Yolande et Maxime s’étaient connus en Algérie. Mais les jeunes époux préféraient que leur fils naisse en France métropolitaine. Souhait d’avoir les meilleurs soins, ou volonté patriotique de  s’accrocher à la mère Patrie, peu importe. Yolande vint attendre la naissance dans sa belle famille au Pontet, sous la garde vigilante de son beau-frère Jacquou, et en compagnie de sa belle-sœur Suzanne qui attendait son deuxième enfant. Le 16 mars, Suzanne mit au monde Gérard à la clinique des Marmoussets à Avignon. Un mois après,  lorsque Yolande eut ses premières douleurs, Jacquou l’emmena à son tour  à la même clinique. Mais les médecins dirent que c’était trop tôt et la renvoyèrent à la maison. Les douleurs ne cessaient pas, Jacquou la ramena, mais c’était trop tard. Didier mourut deux heures après sa naissance le 25 avril 1953.  Yolande ne put même pas le voir. Elle resta seule, sans son fils, sans son mari, dans une famille qui pouvait se réjouir de la première naissance, sans pouvoir même appeler sa mère qui était morte en accouchant de sa petite sœur.

Elle était une bonne chrétienne. Elle pensait qu’elle reverrait  Didier un jour, après la résurrection de la chair. Il était dans les limbes, ce lieu inventé par les théologiens pour expliquer la situation des enfants morts avant d’être baptisés. Ils n’ont pas eu le temps de pêcher, mais ils n’ont pas été lavés du péché originel par le premier sacrement. Ils flottent dans une nuit éternelle sans souffrance mais aussi sans joie.  

Je suis né un an plus tard à Alger. J’ai cru un certain temps que Didier était juste parti, ce frère formidable dont mes parents ne cessaient de me parler. Je pensais qu’il reviendrait, me demanderait si j’avais été sage et que je pourrais lui raconter mes histoires. On ne cessait de m’en parler. La  mort de l’ainé fut la première chose dont maman parla à ma future femme, et son souvenir est revenu jusque pendant ses obsèques.   

De cette expérience originelle, je garde le sentiment que nous dialoguons toujours avec les morts. Nous avons gardé des souvenirs, des habitudes, voire des manies, qui nous les ramènent.

Yolande repose maintenant au coté de son mari dans le petit cimetière de Maisons Laffitte.
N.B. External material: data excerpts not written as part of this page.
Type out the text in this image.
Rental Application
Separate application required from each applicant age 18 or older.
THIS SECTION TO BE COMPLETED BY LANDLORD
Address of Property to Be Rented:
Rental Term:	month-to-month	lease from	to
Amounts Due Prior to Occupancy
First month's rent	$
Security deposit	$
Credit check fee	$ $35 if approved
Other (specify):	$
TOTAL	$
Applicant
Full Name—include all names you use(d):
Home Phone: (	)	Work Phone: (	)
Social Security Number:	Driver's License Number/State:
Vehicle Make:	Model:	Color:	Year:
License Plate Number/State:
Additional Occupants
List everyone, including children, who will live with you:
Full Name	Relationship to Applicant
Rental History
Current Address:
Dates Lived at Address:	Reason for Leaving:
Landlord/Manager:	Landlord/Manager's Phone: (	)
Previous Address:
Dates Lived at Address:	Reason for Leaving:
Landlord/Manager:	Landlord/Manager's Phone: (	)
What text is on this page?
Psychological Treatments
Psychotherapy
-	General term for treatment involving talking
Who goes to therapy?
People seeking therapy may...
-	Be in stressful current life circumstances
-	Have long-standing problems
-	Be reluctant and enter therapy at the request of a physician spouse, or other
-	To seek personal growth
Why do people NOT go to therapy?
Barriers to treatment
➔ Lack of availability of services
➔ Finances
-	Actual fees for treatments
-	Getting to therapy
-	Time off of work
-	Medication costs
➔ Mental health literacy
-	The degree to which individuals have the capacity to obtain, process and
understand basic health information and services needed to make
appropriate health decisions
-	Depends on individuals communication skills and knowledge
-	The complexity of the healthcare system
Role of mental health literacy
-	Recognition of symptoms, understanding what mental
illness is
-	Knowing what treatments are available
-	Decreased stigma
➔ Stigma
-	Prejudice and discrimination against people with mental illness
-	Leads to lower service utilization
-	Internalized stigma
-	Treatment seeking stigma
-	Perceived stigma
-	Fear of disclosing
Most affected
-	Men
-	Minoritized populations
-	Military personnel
Il y a un carré militaire où reposent des combattants de la grande guerre. Ils avaient luttés contre les « boches », ces guerriers qui avaient tué deux de ses oncles. Ils avaient aussi détruit la maison de son enfance, qui jouxtait l’aéroport militaire de Reims. Elle gardait des photos de la cathédrale détruite par l’incendie. Elle avait souffert des privations de la deuxième guerre qu’elle a connue dans Paris. Elle entendra chaque 11 novembre sonner le clairon pour les soldats ensevelis dans le petit carré militaire.

En bordure du cimetière passe la voie ferrée qui dessert la gare Saint Lazare et  la Défense. Cette fille et petite fille de cheminots entendra aussi le passage régulier des  trains. 

Enfin, chaque nuit, elle entendra passer les sangliers et les chevreuils, s’envoler les faisans dans la forêt voisine, que son mari Maxime ne pourra plus chasser.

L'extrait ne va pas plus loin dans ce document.